Nitto turned to the then-burgeoning sport compact performance market when launching its NT555 and, over the next few years, the tire’s popularity would grow nearly as much as the small-car-performance scene did. Racers and show car fans alike looked to the NT555, not just for the tire’s industry-leading, wider contact patch but also because of the variety of sizes it was sold in, including plus-sized offerings that were scarce for most small-car models of the period.

Sport compact enthusiasts were just beginning to understand the benefits of plus-sizing — the process of increasing wheel diameter without altering the tire’s outside diameter by means of a lower-profile sidewall. Lower-profile tires can make steering inputs quicker and reduce the need to introduce negative camber because of the tires’ shorter and stiffer sidewalls. Few tire makers in the ‘90s offered something like this, though, and for those that did, often times improperly sized sidewall profiles resulted in clearance issues.


Not the NT555, though, which was the first to deliver 17- and 18-inch-compatible tires that fit like they ought to on front-wheel-drive sport-compact applications, like Honda’s fifth-generation Civic, for instance. To be sure, Nitto was the first tire maker to introduce a 215/35R-18 tire that late-model Civic owners could actually use.


The Nitto NT555 wasn’t the stickiest tire you could get, but it continued to reign supreme throughout the ‘90s and beyond with the widest contact patch available for any tire in its class — 69.8 percent — and that’s really what led to the tire’s success that’s since transcended into its third decade.

Nitto accomplished all of this with large, reinforced tread blocks that are less susceptible to flex, which means the surface remains rigid and better retains its shape for more responsive steering. Low void areas within the tread also mean more rubber makes its way onto the road. And more rubber against the pavement means better grip and better performance, no matter what sort of driving you plan on doing. And a conservative UTQG rating of 300 means you won’t blow through a set of NT555s in eight months.

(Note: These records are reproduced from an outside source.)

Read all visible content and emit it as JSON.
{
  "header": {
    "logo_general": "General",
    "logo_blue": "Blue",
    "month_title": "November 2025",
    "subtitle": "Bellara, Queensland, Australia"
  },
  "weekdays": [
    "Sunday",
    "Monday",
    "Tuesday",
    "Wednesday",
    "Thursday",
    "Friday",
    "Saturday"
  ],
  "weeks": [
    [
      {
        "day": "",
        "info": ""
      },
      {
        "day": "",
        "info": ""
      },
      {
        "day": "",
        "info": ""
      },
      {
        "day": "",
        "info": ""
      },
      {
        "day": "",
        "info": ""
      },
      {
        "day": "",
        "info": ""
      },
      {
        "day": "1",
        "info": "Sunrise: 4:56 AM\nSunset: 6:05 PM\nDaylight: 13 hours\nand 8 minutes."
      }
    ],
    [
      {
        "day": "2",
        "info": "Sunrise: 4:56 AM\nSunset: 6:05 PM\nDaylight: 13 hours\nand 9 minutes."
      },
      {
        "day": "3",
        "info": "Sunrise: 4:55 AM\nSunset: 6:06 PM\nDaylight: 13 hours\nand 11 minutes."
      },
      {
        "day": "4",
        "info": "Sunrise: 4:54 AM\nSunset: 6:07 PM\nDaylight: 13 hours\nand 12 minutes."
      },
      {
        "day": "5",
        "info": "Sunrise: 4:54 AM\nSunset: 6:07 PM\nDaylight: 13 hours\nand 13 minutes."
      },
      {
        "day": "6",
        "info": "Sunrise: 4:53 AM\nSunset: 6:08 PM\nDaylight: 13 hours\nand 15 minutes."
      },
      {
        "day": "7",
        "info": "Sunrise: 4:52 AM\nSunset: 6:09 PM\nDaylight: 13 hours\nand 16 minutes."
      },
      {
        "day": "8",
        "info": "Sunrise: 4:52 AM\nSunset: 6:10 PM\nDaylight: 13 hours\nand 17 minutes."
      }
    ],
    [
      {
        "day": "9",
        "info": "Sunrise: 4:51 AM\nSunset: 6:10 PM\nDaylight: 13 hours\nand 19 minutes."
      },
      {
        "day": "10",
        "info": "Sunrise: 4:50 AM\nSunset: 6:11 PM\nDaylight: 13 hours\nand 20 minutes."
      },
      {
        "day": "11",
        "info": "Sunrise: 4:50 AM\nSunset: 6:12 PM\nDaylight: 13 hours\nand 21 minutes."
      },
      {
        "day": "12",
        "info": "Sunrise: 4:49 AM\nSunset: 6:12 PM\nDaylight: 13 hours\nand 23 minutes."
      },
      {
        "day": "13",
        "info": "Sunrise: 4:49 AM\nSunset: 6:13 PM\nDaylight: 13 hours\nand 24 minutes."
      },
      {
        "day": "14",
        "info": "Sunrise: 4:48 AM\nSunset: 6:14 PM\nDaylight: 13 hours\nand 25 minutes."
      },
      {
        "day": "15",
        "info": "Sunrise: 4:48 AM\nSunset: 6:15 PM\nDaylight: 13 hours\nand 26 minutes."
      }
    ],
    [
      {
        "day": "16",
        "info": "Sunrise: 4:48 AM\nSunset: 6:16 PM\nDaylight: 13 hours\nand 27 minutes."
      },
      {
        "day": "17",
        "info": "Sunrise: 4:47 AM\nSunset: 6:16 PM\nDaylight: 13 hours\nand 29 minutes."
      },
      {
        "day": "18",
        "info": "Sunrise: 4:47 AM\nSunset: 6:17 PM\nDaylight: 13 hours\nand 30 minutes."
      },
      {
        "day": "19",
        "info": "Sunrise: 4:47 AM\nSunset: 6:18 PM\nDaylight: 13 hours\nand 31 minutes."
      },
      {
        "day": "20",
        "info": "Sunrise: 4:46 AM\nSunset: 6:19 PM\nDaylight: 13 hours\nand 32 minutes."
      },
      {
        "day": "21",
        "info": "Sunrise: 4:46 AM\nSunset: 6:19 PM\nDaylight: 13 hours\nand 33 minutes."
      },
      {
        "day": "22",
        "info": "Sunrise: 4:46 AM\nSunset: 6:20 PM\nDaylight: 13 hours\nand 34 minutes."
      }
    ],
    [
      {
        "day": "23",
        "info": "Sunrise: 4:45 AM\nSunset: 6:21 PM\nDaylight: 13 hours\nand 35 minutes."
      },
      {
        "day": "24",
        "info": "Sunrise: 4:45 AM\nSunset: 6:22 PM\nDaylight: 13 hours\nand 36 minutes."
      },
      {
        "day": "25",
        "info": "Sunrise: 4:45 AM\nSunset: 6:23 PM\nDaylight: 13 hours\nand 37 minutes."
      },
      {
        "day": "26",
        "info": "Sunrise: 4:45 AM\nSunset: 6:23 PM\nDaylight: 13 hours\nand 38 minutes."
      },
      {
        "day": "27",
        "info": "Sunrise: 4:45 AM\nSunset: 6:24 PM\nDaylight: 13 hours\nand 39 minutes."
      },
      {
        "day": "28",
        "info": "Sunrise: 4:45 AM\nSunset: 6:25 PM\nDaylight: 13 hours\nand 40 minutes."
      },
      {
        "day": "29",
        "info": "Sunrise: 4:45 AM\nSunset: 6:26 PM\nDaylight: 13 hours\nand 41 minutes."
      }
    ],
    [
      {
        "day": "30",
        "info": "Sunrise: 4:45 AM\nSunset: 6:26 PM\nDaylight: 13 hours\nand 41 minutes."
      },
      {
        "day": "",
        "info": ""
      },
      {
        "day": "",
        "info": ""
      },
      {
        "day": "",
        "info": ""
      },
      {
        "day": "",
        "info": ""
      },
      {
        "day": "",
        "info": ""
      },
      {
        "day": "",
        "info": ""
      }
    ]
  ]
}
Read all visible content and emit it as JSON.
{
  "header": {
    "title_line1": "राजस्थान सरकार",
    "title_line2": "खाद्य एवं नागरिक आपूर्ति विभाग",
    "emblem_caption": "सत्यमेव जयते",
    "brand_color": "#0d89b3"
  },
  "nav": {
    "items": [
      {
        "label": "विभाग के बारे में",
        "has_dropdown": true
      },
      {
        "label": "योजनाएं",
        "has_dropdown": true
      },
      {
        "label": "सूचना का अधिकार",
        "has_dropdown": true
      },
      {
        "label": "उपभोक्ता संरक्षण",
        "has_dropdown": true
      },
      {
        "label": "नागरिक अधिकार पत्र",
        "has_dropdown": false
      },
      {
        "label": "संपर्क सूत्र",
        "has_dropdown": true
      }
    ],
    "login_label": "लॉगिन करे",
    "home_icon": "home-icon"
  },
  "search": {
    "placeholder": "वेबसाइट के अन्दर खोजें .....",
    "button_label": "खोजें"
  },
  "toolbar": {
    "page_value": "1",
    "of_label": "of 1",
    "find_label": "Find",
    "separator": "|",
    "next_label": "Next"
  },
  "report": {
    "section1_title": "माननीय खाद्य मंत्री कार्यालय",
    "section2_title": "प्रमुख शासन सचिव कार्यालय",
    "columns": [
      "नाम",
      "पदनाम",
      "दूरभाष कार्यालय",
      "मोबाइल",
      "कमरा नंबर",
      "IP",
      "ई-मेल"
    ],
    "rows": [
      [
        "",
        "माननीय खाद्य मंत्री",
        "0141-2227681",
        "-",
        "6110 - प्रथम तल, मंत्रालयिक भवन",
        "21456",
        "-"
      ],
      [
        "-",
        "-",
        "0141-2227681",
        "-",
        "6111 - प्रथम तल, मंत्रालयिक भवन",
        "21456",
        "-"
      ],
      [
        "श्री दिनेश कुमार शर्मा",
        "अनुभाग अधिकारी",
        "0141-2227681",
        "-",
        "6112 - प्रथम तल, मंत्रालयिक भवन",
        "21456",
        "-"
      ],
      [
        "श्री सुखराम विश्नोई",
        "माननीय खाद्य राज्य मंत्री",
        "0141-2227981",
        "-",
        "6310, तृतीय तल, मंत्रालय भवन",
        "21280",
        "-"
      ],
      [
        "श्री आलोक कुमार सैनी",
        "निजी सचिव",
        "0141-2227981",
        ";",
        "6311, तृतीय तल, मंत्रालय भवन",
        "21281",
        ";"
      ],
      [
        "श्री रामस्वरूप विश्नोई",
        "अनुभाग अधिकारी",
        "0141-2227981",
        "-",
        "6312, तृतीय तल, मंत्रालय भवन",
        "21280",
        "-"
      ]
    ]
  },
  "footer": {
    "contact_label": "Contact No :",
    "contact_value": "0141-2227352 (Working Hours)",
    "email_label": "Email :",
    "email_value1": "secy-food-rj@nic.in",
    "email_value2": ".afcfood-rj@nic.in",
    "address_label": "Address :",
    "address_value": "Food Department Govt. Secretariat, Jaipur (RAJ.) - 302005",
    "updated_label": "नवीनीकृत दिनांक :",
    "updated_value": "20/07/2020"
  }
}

In 1998, Nitto set its sights on the American car performance segment following a glowing editorial in "Car and Driver" magazine, where the editors praised the company’s NT555. Just as they did years before with the sport compact market, Nitto’s product development team surveyed the domestic car landscape, taking note that, here, drag racing prevailed. Shortly after, Nitto capitalized on the NT555’s success and released its NT555R — a DOT-compliant semi-race tire that was just as much a full-blown competition slick as it was a street radial.

Unlike other manufacturers’ drag radials of the period, both tires share similar tread patterns and could be used in conjunction with one another at opposite axles, but the NT555R’s construction lent itself to better dry-weather performance at the expense of being used year round. In other words, the NT555R results in the sort of launches you’d expect from racing slicks but, because of its semi-radial design, stability at the other end of the track that you wouldn’t expect from dedicated racing tire. As with the NT555, the automotive press took note of all of this and, well, two decades and dozens of applications proven on makes of all origins later, the rest is history... well, almost.


Enter the next generation of the Nitto NT555 with the NT555 G2. Their engineers designed this summer UHP tire specifically for contemporary high-performance cars. The NT555 G2’s tread pattern pays homage to its predecessor with an aggressive directional look and steps up the performance of the NT555 on every level with regards to dry/wet handling, braking and acceleration.